Maybe Daniel, if we no, sorry, when Intrick has built AGI, um what do you think will happen? And we we can think about this in two extremes, thinking in the limit here again. Uh, one extreme would be that that uh machines will kill us all. It will be the terminated matrix of the future and um rather horrific dystopic future. Or we can think the other extreme, the other limit, which is basically that that AI helps us cure cancer, it helps us to fight the climate crisis that we're having, and we have basically no energy needs at all, or basically the supply is infinite. And uh we basically have a world of abundance where cost of products and services goes to zero. Where do you think we will end up?

David Wallén

Yeah, it depends on if we solve the alignment problem or not, right? So uh I really I mean I I think we will we will solve it, and um I mean you have to believe you have to believe in good, right? I I I think it's a very depressive world if you don't believe in good. I think um we as a species we've we've come super far. We've had a few turns, we've had a few points where oof, it was close, uh you know, you know, um and we have we've shown that we as a species can handle other potentially dangerous technology. Like we have nuclear technology that we have handled to sometimes not so well, but we've handled it. And this and that is a worse technology because that has less upside, you could argue. Uh and I think for good. Yeah, I mean you can use it to like power, you can have nuclear energy and so on. So you can you can but you you could the downside is also so big. So uh um, I mean you could argue I I would argue that AI has way higher upside, I think. Uh and uh I think we will we will handle that well as well. I I choose to believe in the good. I think uh the alignment problem is on the radar. I think there's funding allocated to the AI safety. There's some serious companies that are working only on this, like uh I mean, you know, uh uh Iliand and like they are they're they're pushing hard on this.
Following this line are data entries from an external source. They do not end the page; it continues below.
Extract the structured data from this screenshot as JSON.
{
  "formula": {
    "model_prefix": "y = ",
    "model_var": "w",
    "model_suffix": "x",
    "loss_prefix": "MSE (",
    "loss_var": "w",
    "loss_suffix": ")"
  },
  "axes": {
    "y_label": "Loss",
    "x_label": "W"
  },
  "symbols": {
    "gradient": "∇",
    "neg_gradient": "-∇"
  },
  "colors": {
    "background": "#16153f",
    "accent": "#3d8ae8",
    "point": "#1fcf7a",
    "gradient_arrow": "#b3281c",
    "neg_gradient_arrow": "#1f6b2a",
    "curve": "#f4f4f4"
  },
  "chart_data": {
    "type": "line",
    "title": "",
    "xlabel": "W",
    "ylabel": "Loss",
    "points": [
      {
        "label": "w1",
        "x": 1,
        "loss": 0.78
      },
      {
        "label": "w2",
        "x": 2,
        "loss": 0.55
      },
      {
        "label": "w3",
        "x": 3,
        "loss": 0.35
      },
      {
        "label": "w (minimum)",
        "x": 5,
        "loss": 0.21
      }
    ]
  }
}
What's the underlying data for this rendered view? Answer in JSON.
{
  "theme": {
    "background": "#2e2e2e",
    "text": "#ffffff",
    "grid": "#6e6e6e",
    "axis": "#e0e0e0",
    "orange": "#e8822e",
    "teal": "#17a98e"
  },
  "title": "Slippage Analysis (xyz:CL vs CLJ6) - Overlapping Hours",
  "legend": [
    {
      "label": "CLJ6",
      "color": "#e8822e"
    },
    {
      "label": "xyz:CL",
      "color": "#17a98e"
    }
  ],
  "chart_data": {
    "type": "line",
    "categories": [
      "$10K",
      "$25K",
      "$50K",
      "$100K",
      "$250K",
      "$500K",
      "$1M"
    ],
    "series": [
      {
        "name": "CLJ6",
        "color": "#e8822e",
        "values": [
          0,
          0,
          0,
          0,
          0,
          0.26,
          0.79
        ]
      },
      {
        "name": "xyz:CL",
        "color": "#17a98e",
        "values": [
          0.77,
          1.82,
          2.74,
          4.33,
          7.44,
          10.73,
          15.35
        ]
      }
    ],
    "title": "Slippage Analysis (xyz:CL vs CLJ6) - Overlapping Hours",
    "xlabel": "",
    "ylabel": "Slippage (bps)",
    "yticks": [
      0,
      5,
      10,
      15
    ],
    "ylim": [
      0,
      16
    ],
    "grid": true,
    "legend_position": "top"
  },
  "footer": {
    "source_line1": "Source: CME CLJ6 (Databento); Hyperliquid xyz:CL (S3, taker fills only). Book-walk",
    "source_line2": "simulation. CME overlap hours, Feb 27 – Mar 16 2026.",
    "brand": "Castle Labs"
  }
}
Uh so I I root for them, and um I I think we will we will solve it. So of course, like yeah, of course, it will be um the the good version.

Anders Arpteg

Yeah, sounds great. David Valen, thank you so much for coming to the AI Afterwork podcast. It's been a pleasure to have you here speaking about philosophy and so much more. And um, I really look forward to when Interreg will fix AGI. That will be uh a day to celebrate for sure. Thank you so much for coming here.

David Wallén

Thank you so much for having me, guys. It was uh the pleasure was all mine. Thank you, David.